First an apology: I'm a wood-butcher, not a consumate craftsperson like some of the regular posters here, nor a living legend like Tony Foale.
I came into possession of what is possibly the cheapest possible pair of MIG pliers ever made. They were apparently punched, and were only machined? on the flat faces. The needle jaws were misaligned by about 2mm at the tip, presumably from the the punching process. However, I didn't have a better pair and I am a cheapskate.
I started with simply filing the needle points so they aligned. This worked well enough (I really dont think there's much carbon in the steel, it filed pretty easily). This improved the tool enough that I got a bit excited and decided to record my progress. The next step was to file off all the sharp edges and then sand to a reasonable finish, 400 grit.
You can see from the second photo where the end of the left-hand jaw was filed down.

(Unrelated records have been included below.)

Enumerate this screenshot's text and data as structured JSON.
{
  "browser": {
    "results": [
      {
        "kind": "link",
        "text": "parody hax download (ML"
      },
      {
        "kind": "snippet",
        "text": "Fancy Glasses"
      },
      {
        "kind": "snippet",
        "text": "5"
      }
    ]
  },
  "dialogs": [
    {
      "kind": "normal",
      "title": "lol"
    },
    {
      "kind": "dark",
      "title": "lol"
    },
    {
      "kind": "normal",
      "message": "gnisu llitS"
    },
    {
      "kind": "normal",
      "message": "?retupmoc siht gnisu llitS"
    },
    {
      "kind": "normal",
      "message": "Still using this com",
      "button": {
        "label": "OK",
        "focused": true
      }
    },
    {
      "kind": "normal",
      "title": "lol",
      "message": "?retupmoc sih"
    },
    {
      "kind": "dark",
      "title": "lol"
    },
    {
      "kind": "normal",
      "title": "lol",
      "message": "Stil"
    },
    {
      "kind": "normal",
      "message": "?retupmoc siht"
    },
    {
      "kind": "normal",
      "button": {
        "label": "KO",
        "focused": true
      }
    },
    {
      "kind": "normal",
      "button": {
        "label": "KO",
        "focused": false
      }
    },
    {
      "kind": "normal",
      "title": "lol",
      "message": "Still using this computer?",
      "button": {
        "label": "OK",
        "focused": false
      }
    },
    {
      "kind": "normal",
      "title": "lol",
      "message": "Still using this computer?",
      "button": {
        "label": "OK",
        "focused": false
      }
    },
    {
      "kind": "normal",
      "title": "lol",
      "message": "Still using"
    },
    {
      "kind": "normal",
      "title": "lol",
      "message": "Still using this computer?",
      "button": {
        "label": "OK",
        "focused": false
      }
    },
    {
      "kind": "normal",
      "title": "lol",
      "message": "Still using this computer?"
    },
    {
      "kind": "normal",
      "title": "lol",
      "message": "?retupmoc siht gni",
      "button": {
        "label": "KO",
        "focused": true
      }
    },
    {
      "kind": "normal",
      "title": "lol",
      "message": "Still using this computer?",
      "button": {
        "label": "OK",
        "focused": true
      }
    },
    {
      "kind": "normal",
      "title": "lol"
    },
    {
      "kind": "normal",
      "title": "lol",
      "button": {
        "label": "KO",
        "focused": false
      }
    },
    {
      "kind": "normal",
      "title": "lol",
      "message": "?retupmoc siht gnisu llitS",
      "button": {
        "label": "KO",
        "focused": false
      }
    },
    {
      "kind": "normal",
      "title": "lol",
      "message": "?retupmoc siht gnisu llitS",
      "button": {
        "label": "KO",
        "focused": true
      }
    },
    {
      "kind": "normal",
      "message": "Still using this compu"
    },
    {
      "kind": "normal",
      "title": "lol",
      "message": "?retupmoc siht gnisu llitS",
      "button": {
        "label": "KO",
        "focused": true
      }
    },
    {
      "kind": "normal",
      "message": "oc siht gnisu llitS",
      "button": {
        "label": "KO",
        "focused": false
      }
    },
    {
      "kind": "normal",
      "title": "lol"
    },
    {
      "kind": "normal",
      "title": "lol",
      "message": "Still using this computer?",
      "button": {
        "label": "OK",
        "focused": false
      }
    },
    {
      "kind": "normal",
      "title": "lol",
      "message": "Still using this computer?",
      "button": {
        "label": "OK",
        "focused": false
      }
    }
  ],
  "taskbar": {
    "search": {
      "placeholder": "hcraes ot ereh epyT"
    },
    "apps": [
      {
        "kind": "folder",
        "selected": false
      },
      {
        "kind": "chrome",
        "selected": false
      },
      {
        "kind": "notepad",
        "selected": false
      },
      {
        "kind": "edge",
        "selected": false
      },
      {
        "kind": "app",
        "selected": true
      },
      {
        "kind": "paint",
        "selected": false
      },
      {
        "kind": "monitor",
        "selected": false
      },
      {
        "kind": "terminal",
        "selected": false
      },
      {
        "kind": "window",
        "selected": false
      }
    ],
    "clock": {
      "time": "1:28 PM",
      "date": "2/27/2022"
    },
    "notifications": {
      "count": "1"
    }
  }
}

Naturally once a reasonable finish was obtained there was a need to protect it. Not having any commerical protection liquid, I visisted the kitchen for a poor man's blue. In this instance Kiwi Fruit, (also called Chinese Gooseberries) figuring they are acidic. Yes, I know other fruit and vegies work better, but I had a surplus. I simply skined and mashed a bunch and stuck them into a suitably sized container with the pliers and topped it up a little with water.
This type of bluing usually takes only a few days for knife blades in my experience, but due to a multitude of extraneous events I didn't get back to the kitchen window sill for a week.
The resulting finish is OK, but a bit inconsistent; either due to inconsistent sanding, or perhaps some pre-existing oil in some places. Either way it looks better with a coating of light oil. They now work better than originally and are reasonably rust-proof.
Any thoughts on how I can improve the handles?